O cancro costumava ser visto como uma doença da velhice. Hoje em dia, afecta cada vez mais pessoas com idades compreendidas entre os 20 e os 49 anos, e os cientistas estão a tentar perceber porquê. Ao mesmo tempo, novas investigações colocam uma questão provocadora: poderá a canábis desempenhar um papel na prevenção, ou mesmo no combate, destes cancros?
Uma mudança preocupante nas tendências do cancro
O National Institutes of Health (NIH), a agência de investigação médica dos EUA, relata que entre 2010 e 2019, os casos de 14 tipos de cancro explodiram em pessoas com menos de 50 anos. Estes incluem câncer colorretal, câncer de mama, câncer de pâncreas, câncer de rim e linfomas.
Os pesquisadores dizem que as razões são complexas: “As causas dessas incidências provavelmente são específicas do câncer, incluindo fatores de risco de câncer que se tornam mais prevalentes em idades mais jovens, mudanças no rastreamento ou deteção do câncer e atualizações no diagnóstico clínico ou na codificação do câncer”
Para além da genética, o estilo de vida é um fator determinante. A obesidade, os alimentos processados, o sedentarismo, o álcool e as toxinas ambientais são factores importantes.
Poderão os compostos de canábis fazer parte da solução?
Durante décadas, os doentes recorreram à canábis para aliviar as suas dores. Mas só recentemente é que a ciência começou a mapear a forma como os canabinóides podem interagir diretamente com as células cancerígenas.
Um estudo de 2025 sobre mais de 10 000 estudos concluiu que existem “provas irrefutáveis” de que a canábis pode aliviar a inflamação, as náuseas e a perda de apetite durante o tratamento. Mais notavelmente, os investigadores observaram sinais de que os canabinóides poderiam induzir a apoptose (morte celular programada) e reduzir a propagação de tumores.
Alguns exemplos:
- Cancro colorrectal: uma equipa da Universidade de Nápoles constatou que o canabigerol (CBG) “inibe o crescimento das células cancerosas colorrectais […] e impede o desenvolvimento e o crescimento da carcinogénese do cólon in vivo”.
- Cancro da mama: Amy de la Harpe, da Universidade de Mandela, descobriu que os canabinóides podem desencadear uma “paraptose induzida por canabinóides”, levando à morte das células cancerosas da mama.

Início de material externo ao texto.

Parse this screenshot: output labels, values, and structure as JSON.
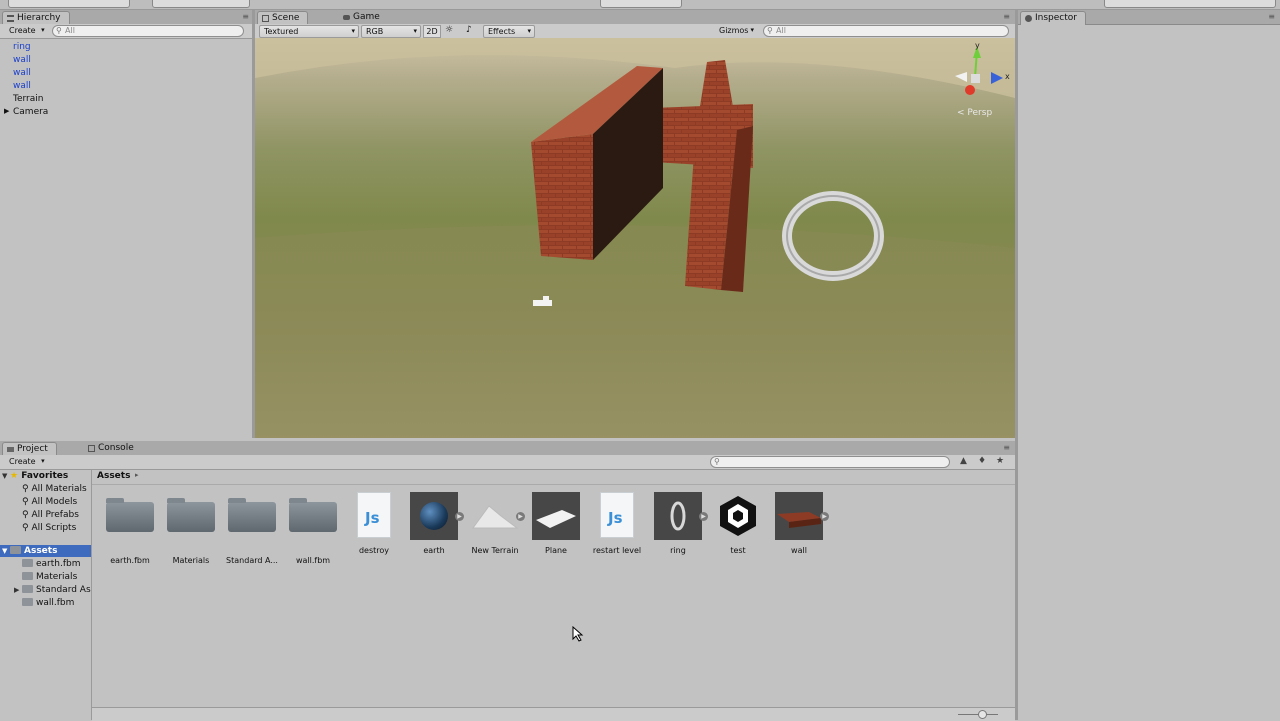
{
  "hierarchy": {
    "tab": "Hierarchy",
    "create": "Create",
    "search_placeholder": "All",
    "items": [
      "ring",
      "wall",
      "wall",
      "wall",
      "Terrain",
      "Camera"
    ]
  },
  "scene": {
    "tabs": [
      "Scene",
      "Game"
    ],
    "shading": "Textured",
    "render_mode": "RGB",
    "mode_2d": "2D",
    "effects": "Effects",
    "gizmos": "Gizmos",
    "search_placeholder": "All",
    "persp_label": "Persp",
    "axis_y": "y",
    "axis_x": "x"
  },
  "inspector": {
    "tab": "Inspector"
  },
  "project": {
    "tabs": [
      "Project",
      "Console"
    ],
    "create": "Create",
    "breadcrumb": "Assets",
    "favorites_label": "Favorites",
    "favorites": [
      "All Materials",
      "All Models",
      "All Prefabs",
      "All Scripts"
    ],
    "assets_label": "Assets",
    "assets_tree": [
      "earth.fbm",
      "Materials",
      "Standard As",
      "wall.fbm"
    ],
    "assets": [
      {
        "name": "earth.fbm",
        "kind": "folder"
      },
      {
        "name": "Materials",
        "kind": "folder"
      },
      {
        "name": "Standard A...",
        "kind": "folder"
      },
      {
        "name": "wall.fbm",
        "kind": "folder"
      },
      {
        "name": "destroy",
        "kind": "script"
      },
      {
        "name": "earth",
        "kind": "model-earth"
      },
      {
        "name": "New Terrain",
        "kind": "terrain"
      },
      {
        "name": "Plane",
        "kind": "plane"
      },
      {
        "name": "restart level",
        "kind": "script"
      },
      {
        "name": "ring",
        "kind": "ring"
      },
      {
        "name": "test",
        "kind": "unity-scene"
      },
      {
        "name": "wall",
        "kind": "model-wall"
      }
    ]
  },
  "colors": {
    "selected_tab": "#c2c2c2",
    "hierarchy_blue": "#1b3fc9",
    "sky": "#b9b08f",
    "ground": "#7f8b4a"
  }
}
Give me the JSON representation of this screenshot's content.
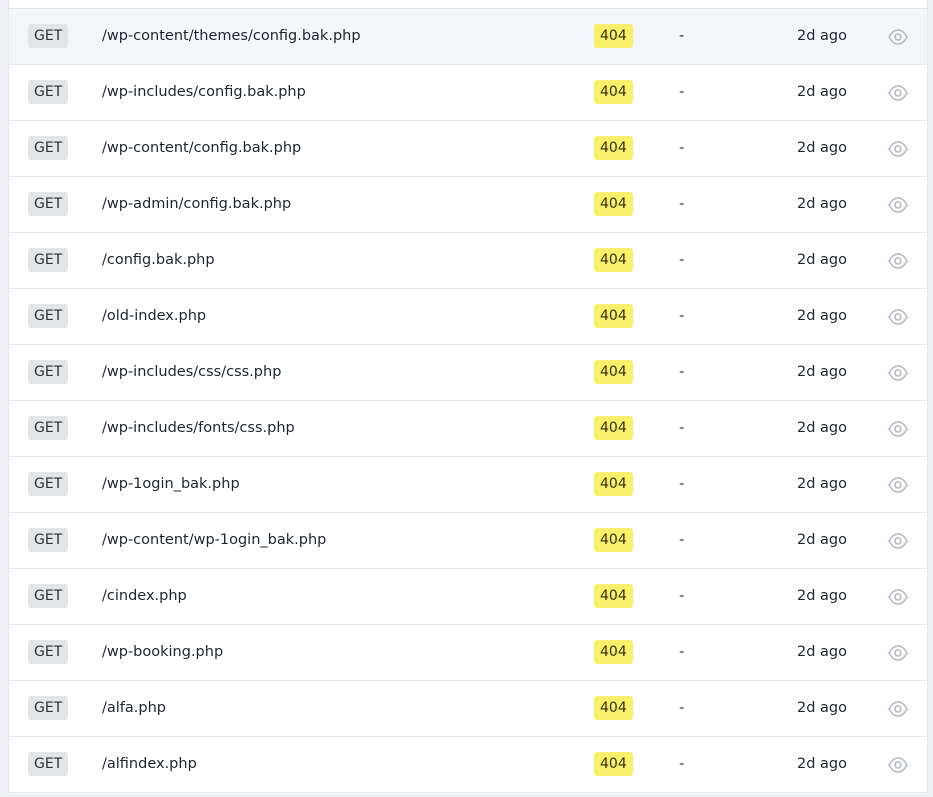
{
  "colors": {
    "method_badge_bg": "#e3e5e9",
    "status_badge_bg": "#f9ef6a",
    "row_hover_bg": "#f3f6fa",
    "icon": "#b4b9c2"
  },
  "icons": {
    "view": "eye-icon"
  },
  "requests": [
    {
      "method": "GET",
      "path": "/wp-content/themes/config.bak.php",
      "status": "404",
      "duration": "-",
      "time": "2d ago"
    },
    {
      "method": "GET",
      "path": "/wp-includes/config.bak.php",
      "status": "404",
      "duration": "-",
      "time": "2d ago"
    },
    {
      "method": "GET",
      "path": "/wp-content/config.bak.php",
      "status": "404",
      "duration": "-",
      "time": "2d ago"
    },
    {
      "method": "GET",
      "path": "/wp-admin/config.bak.php",
      "status": "404",
      "duration": "-",
      "time": "2d ago"
    },
    {
      "method": "GET",
      "path": "/config.bak.php",
      "status": "404",
      "duration": "-",
      "time": "2d ago"
    },
    {
      "method": "GET",
      "path": "/old-index.php",
      "status": "404",
      "duration": "-",
      "time": "2d ago"
    },
    {
      "method": "GET",
      "path": "/wp-includes/css/css.php",
      "status": "404",
      "duration": "-",
      "time": "2d ago"
    },
    {
      "method": "GET",
      "path": "/wp-includes/fonts/css.php",
      "status": "404",
      "duration": "-",
      "time": "2d ago"
    },
    {
      "method": "GET",
      "path": "/wp-1ogin_bak.php",
      "status": "404",
      "duration": "-",
      "time": "2d ago"
    },
    {
      "method": "GET",
      "path": "/wp-content/wp-1ogin_bak.php",
      "status": "404",
      "duration": "-",
      "time": "2d ago"
    },
    {
      "method": "GET",
      "path": "/cindex.php",
      "status": "404",
      "duration": "-",
      "time": "2d ago"
    },
    {
      "method": "GET",
      "path": "/wp-booking.php",
      "status": "404",
      "duration": "-",
      "time": "2d ago"
    },
    {
      "method": "GET",
      "path": "/alfa.php",
      "status": "404",
      "duration": "-",
      "time": "2d ago"
    },
    {
      "method": "GET",
      "path": "/alfindex.php",
      "status": "404",
      "duration": "-",
      "time": "2d ago"
    }
  ]
}
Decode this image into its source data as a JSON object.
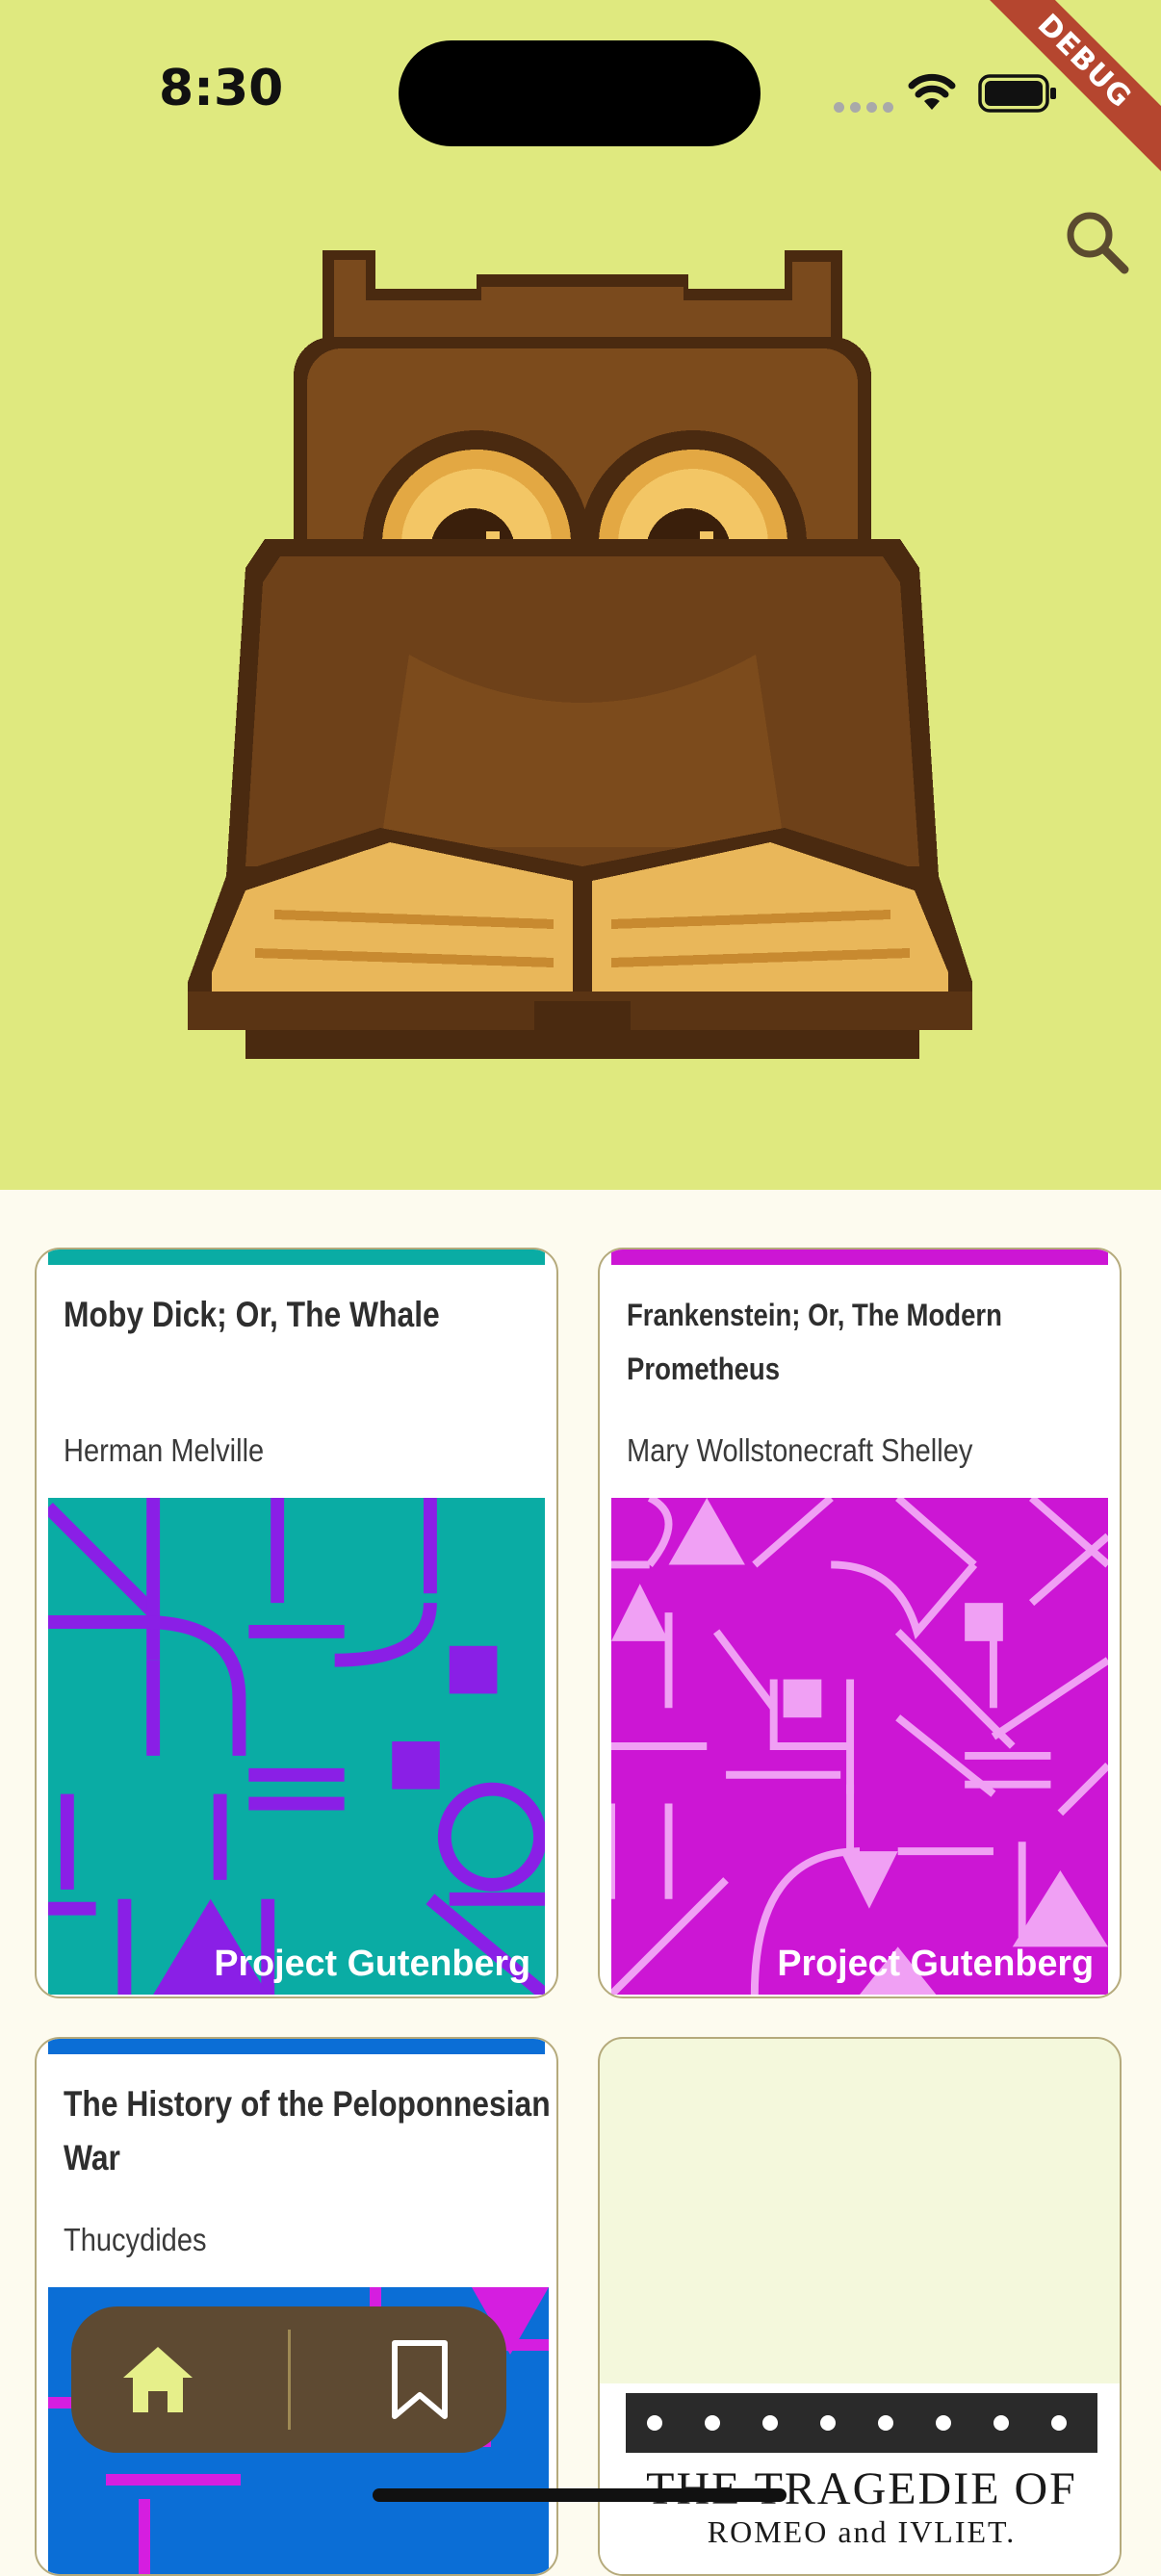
{
  "status_bar": {
    "time": "8:30",
    "debug_label": "DEBUG"
  },
  "header": {
    "background": "#dfe97f",
    "search_icon": "search-icon",
    "hero_image": "owl-reading-book"
  },
  "books": [
    {
      "title": "Moby Dick; Or, The Whale",
      "author": "Herman Melville",
      "accent": "#0aaca4",
      "cover_label": "Project Gutenberg"
    },
    {
      "title": "Frankenstein; Or, The Modern Prometheus",
      "author": "Mary Wollstonecraft Shelley",
      "accent": "#cc16d4",
      "cover_label": "Project Gutenberg"
    },
    {
      "title": "The History of the Peloponnesian War",
      "author": "Thucydides",
      "accent": "#0b6ed6",
      "cover_label": ""
    },
    {
      "title": "",
      "author": "",
      "accent": "",
      "cover_label": "",
      "cover_text_1": "THE TRAGEDIE OF",
      "cover_text_2": "ROMEO and IVLIET."
    }
  ],
  "bottom_nav": {
    "items": [
      {
        "icon": "home-icon",
        "active": true
      },
      {
        "icon": "bookmark-icon",
        "active": false
      }
    ]
  }
}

- Cancro do pâncreas: Cientistas da Dana-Farber e da UMass testaram um novo derivado, o flavonoide FBL-03G, e afirmaram: “Os resultados do FBL-03G revelam um novo potencial […] para novas investigações no tratamento do cancro do pâncreas, onde são urgentemente necessárias novas opções terapêuticas.”
- Cancro do estômago: alguns estudos sugerem que o CBD poderia ajudar a bloquear o crescimento tumoral e a promover a apoptose nas células cancerosas do estômago.
Como os jovens sobreviventes já estão a usar canábis
A ciência não se limita aos laboratórios. Muitos jovens sobreviventes de cancro já estão a experimentar a canábis para lidar com os seus desafios diários.
Uma revisão exploratória efectuada em 2025 por Schubel et al. analisou 15 estudos de sobreviventes com idades compreendidas entre os 18 e os 39 anos. Verificaram que a canábis era utilizada tanto para fins medicinais como recreativos, para aliviar dor, náuseas, insónia e ansiedade. Os sobreviventes relataram frequentemente benefícios, mas os investigadores alertaram para o facto de os dados serem irregulares: “Os estudos eram principalmente transversais e examinavam o uso durante o tratamento, com menos informações sobre o uso não medicinal e o uso após o tratamento.”
Isto realça uma lacuna entre a experiência do paciente e a evidência científica, que a investigação futura terá de preencher.
Não é uma solução milagrosa, mas uma ferramenta
Os especialistas recomendam cautela: “A cannabis não deve ser considerada uma solução única e universal para o cancro. Nem substitui os tratamentos convencionais do cancro, como a quimioterapia e a radioterapia, mas pode complementá-los para melhorar as hipóteses de sobrevivência e de sucesso dos doentes.”
A chave é o equilíbrio: combinar o consumo responsável de cannabis com medicina baseada em evidências, alimentação saudável, exercício físico e gestão do stress.
O aumento dos cancros precoces obriga-nos a repensar a nossa compreensão do risco e do tratamento do cancro. No que diz respeito à canábis, a questão já não é apenas o alívio dos sintomas, mas se certos compostos poderão um dia tornar-se parte da oncologia tradicional.
Para já, a ciência é promissora mas incompleta. O que é claro é que os jovens doentes já estão a recorrer à canábis e a comunidade médica terá de os acompanhar.